Sie zwang sich, den Raum zu betreten. Joshua Lowell mochte vielleicht aussehen, als wäre er gerade vom Olymp herabgestiegen, aber er war durch und durch ein arroganter Arsch. Und vermutlich war er hier, um entweder ihre Kündigung zu fordern oder ihr mit einer Klage zu drohen. Das sollte ein gutes Gegengewicht zu seinem tollen Aussehen darstellen.

Eigentlich.

„Sophie, bitte machen Sie die Tür hinter sich zu“, sagte Althea. Dann wandte sich die Chefredakteurin an Joshua. „Mr. Lowell, ich möchte Ihnen Sophie Armstrong vorstellen, die Redakteurin, die den Artikel für die heutige Ausgabe geschrieben hat.“

Mit klopfendem Herzen und angehaltenem Atem wartete Sophie darauf, dass Joshua ihrer Chefin verraten würde, dass sie einander bereits kannten. Doch nach einem scheinbar endlosen Moment hob er bloß eine blonde Augenbraue und sagte ruhig: „Miss Armstrong.“

Erleichterung durchströmte sie, und fast hätten die Knie unter ihr nachgegeben. Professionalität war Althea wichtig, und ihre Chefin hätte es überhaupt nicht gern gesehen, wenn sie herausgefunden hätte, unter welchen Umständen Sophie Joshuas Bekanntschaft gemacht hatte.

Doch im selben Augenblick keimte ein Verdacht in ihr auf. Warum hatte er Althea nichts gesagt? Was wollte er von ihr? Sie kannte ihn zwar nicht gut, doch Joshua Lowell war kein Mann, der Dinge aus reiner Herzensgüte tat. Und sie war die Journalistin, die gerade die schmutzige Wäsche seiner ganzen Familie gewaschen hatte – auf der Titelseite der Zeitung.

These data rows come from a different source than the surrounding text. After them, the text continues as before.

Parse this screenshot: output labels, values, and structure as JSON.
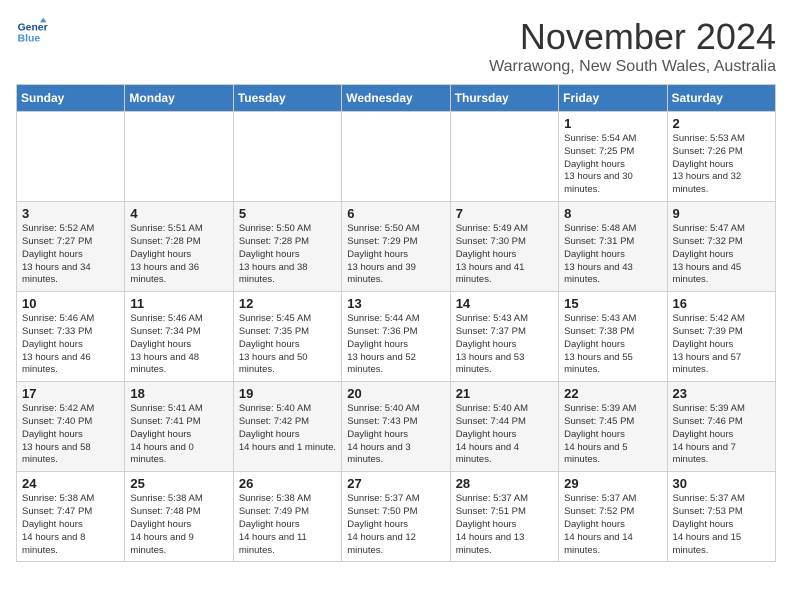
{
  "logo": {
    "line1": "General",
    "line2": "Blue"
  },
  "title": "November 2024",
  "location": "Warrawong, New South Wales, Australia",
  "weekdays": [
    "Sunday",
    "Monday",
    "Tuesday",
    "Wednesday",
    "Thursday",
    "Friday",
    "Saturday"
  ],
  "weeks": [
    [
      {
        "day": "",
        "content": ""
      },
      {
        "day": "",
        "content": ""
      },
      {
        "day": "",
        "content": ""
      },
      {
        "day": "",
        "content": ""
      },
      {
        "day": "",
        "content": ""
      },
      {
        "day": "1",
        "content": "Sunrise: 5:54 AM\nSunset: 7:25 PM\nDaylight: 13 hours and 30 minutes."
      },
      {
        "day": "2",
        "content": "Sunrise: 5:53 AM\nSunset: 7:26 PM\nDaylight: 13 hours and 32 minutes."
      }
    ],
    [
      {
        "day": "3",
        "content": "Sunrise: 5:52 AM\nSunset: 7:27 PM\nDaylight: 13 hours and 34 minutes."
      },
      {
        "day": "4",
        "content": "Sunrise: 5:51 AM\nSunset: 7:28 PM\nDaylight: 13 hours and 36 minutes."
      },
      {
        "day": "5",
        "content": "Sunrise: 5:50 AM\nSunset: 7:28 PM\nDaylight: 13 hours and 38 minutes."
      },
      {
        "day": "6",
        "content": "Sunrise: 5:50 AM\nSunset: 7:29 PM\nDaylight: 13 hours and 39 minutes."
      },
      {
        "day": "7",
        "content": "Sunrise: 5:49 AM\nSunset: 7:30 PM\nDaylight: 13 hours and 41 minutes."
      },
      {
        "day": "8",
        "content": "Sunrise: 5:48 AM\nSunset: 7:31 PM\nDaylight: 13 hours and 43 minutes."
      },
      {
        "day": "9",
        "content": "Sunrise: 5:47 AM\nSunset: 7:32 PM\nDaylight: 13 hours and 45 minutes."
      }
    ],
    [
      {
        "day": "10",
        "content": "Sunrise: 5:46 AM\nSunset: 7:33 PM\nDaylight: 13 hours and 46 minutes."
      },
      {
        "day": "11",
        "content": "Sunrise: 5:46 AM\nSunset: 7:34 PM\nDaylight: 13 hours and 48 minutes."
      },
      {
        "day": "12",
        "content": "Sunrise: 5:45 AM\nSunset: 7:35 PM\nDaylight: 13 hours and 50 minutes."
      },
      {
        "day": "13",
        "content": "Sunrise: 5:44 AM\nSunset: 7:36 PM\nDaylight: 13 hours and 52 minutes."
      },
      {
        "day": "14",
        "content": "Sunrise: 5:43 AM\nSunset: 7:37 PM\nDaylight: 13 hours and 53 minutes."
      },
      {
        "day": "15",
        "content": "Sunrise: 5:43 AM\nSunset: 7:38 PM\nDaylight: 13 hours and 55 minutes."
      },
      {
        "day": "16",
        "content": "Sunrise: 5:42 AM\nSunset: 7:39 PM\nDaylight: 13 hours and 57 minutes."
      }
    ],
    [
      {
        "day": "17",
        "content": "Sunrise: 5:42 AM\nSunset: 7:40 PM\nDaylight: 13 hours and 58 minutes."
      },
      {
        "day": "18",
        "content": "Sunrise: 5:41 AM\nSunset: 7:41 PM\nDaylight: 14 hours and 0 minutes."
      },
      {
        "day": "19",
        "content": "Sunrise: 5:40 AM\nSunset: 7:42 PM\nDaylight: 14 hours and 1 minute."
      },
      {
        "day": "20",
        "content": "Sunrise: 5:40 AM\nSunset: 7:43 PM\nDaylight: 14 hours and 3 minutes."
      },
      {
        "day": "21",
        "content": "Sunrise: 5:40 AM\nSunset: 7:44 PM\nDaylight: 14 hours and 4 minutes."
      },
      {
        "day": "22",
        "content": "Sunrise: 5:39 AM\nSunset: 7:45 PM\nDaylight: 14 hours and 5 minutes."
      },
      {
        "day": "23",
        "content": "Sunrise: 5:39 AM\nSunset: 7:46 PM\nDaylight: 14 hours and 7 minutes."
      }
    ],
    [
      {
        "day": "24",
        "content": "Sunrise: 5:38 AM\nSunset: 7:47 PM\nDaylight: 14 hours and 8 minutes."
      },
      {
        "day": "25",
        "content": "Sunrise: 5:38 AM\nSunset: 7:48 PM\nDaylight: 14 hours and 9 minutes."
      },
      {
        "day": "26",
        "content": "Sunrise: 5:38 AM\nSunset: 7:49 PM\nDaylight: 14 hours and 11 minutes."
      },
      {
        "day": "27",
        "content": "Sunrise: 5:37 AM\nSunset: 7:50 PM\nDaylight: 14 hours and 12 minutes."
      },
      {
        "day": "28",
        "content": "Sunrise: 5:37 AM\nSunset: 7:51 PM\nDaylight: 14 hours and 13 minutes."
      },
      {
        "day": "29",
        "content": "Sunrise: 5:37 AM\nSunset: 7:52 PM\nDaylight: 14 hours and 14 minutes."
      },
      {
        "day": "30",
        "content": "Sunrise: 5:37 AM\nSunset: 7:53 PM\nDaylight: 14 hours and 15 minutes."
      }
    ]
  ]
}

„Miss Granger, ich würde es sehr zu schätzen wissen, wenn Miss Armstrong und ich einen Moment unter vier Augen sprechen könnten.“ Trotz des höflichen Tonfalls klang das nicht wie eine Bitte.

Auch Althea bemerkte das. Fragend blickte sie zu Sophie, die knapp nickte. Wie sollte sie ihrer Chefin auch erklären, dass sie nicht mit ihm allein sein wollte, ohne sich zu verraten?

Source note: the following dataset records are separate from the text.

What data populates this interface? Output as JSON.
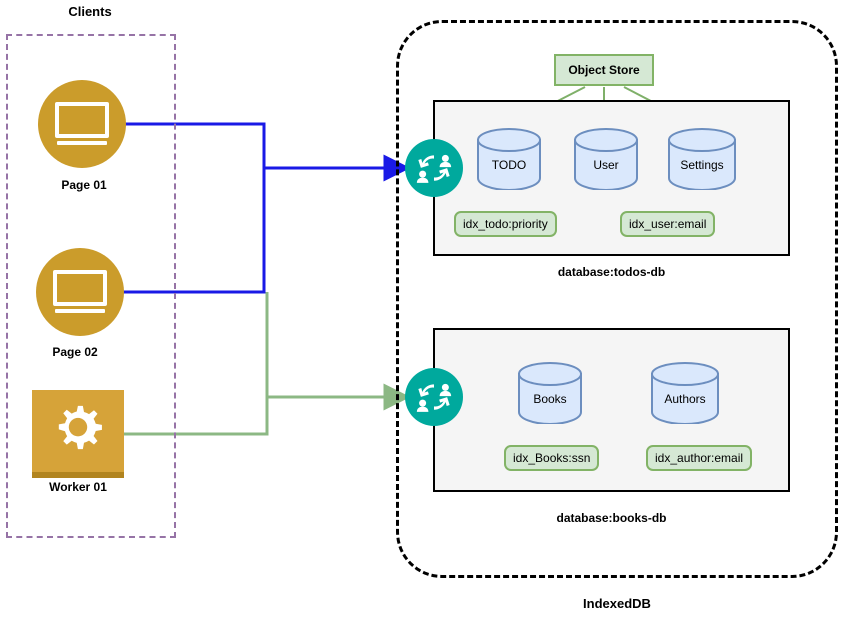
{
  "clients": {
    "group_label": "Clients",
    "nodes": [
      {
        "id": "page-01",
        "label": "Page 01",
        "icon": "monitor-icon",
        "color": "#cb9c2b"
      },
      {
        "id": "page-02",
        "label": "Page 02",
        "icon": "monitor-icon",
        "color": "#cb9c2b"
      },
      {
        "id": "worker-01",
        "label": "Worker 01",
        "icon": "gear-icon",
        "color": "#d6a339"
      }
    ]
  },
  "indexeddb": {
    "label": "IndexedDB",
    "object_store_label": "Object Store",
    "databases": [
      {
        "id": "todos-db",
        "caption": "database:todos-db",
        "sync_icon": "sync-users-icon",
        "stores": [
          {
            "name": "TODO"
          },
          {
            "name": "User"
          },
          {
            "name": "Settings"
          }
        ],
        "indexes": [
          {
            "name": "idx_todo:priority"
          },
          {
            "name": "idx_user:email"
          }
        ]
      },
      {
        "id": "books-db",
        "caption": "database:books-db",
        "sync_icon": "sync-users-icon",
        "stores": [
          {
            "name": "Books"
          },
          {
            "name": "Authors"
          }
        ],
        "indexes": [
          {
            "name": "idx_Books:ssn"
          },
          {
            "name": "idx_author:email"
          }
        ]
      }
    ]
  },
  "colors": {
    "client_group_border": "#9673a6",
    "client_fill": "#cb9c2b",
    "worker_fill": "#d6a339",
    "sync_teal": "#00a99d",
    "store_fill": "#dae8fc",
    "store_border": "#6c8ebf",
    "green_fill": "#d5e8d4",
    "green_border": "#82b366",
    "blue_link": "#1a1ae6",
    "green_link": "#8cb884",
    "panel_fill": "#f5f5f5",
    "panel_border": "#000000"
  }
}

„In Ordnung“, sagte Althea. „Eine Sache allerdings noch, Mr. Lowell: Ich erwarte, dass auch in meiner Abwesenheit nicht von Verleumdung und Klage gesprochen wird. Sophie hat die eindeutige Anweisung, in diesem Fall das Gespräch zu beenden. Wir würden Sie dann direkt an unsere Rechtsabteilung verweisen.“

Mit einem Lächeln, das so gar nicht zu ihrem kühlen Ton passte, ging Althea nach draußen, und Sophie war allein mit Joshua.

„Ich nehme an, Ihre Chefredakteurin weiß nichts von Ihrem kleinen Ausflug in mein Büro.“ An seinen aalglatten Tonfall hatte sie sich fast schon gewöhnt.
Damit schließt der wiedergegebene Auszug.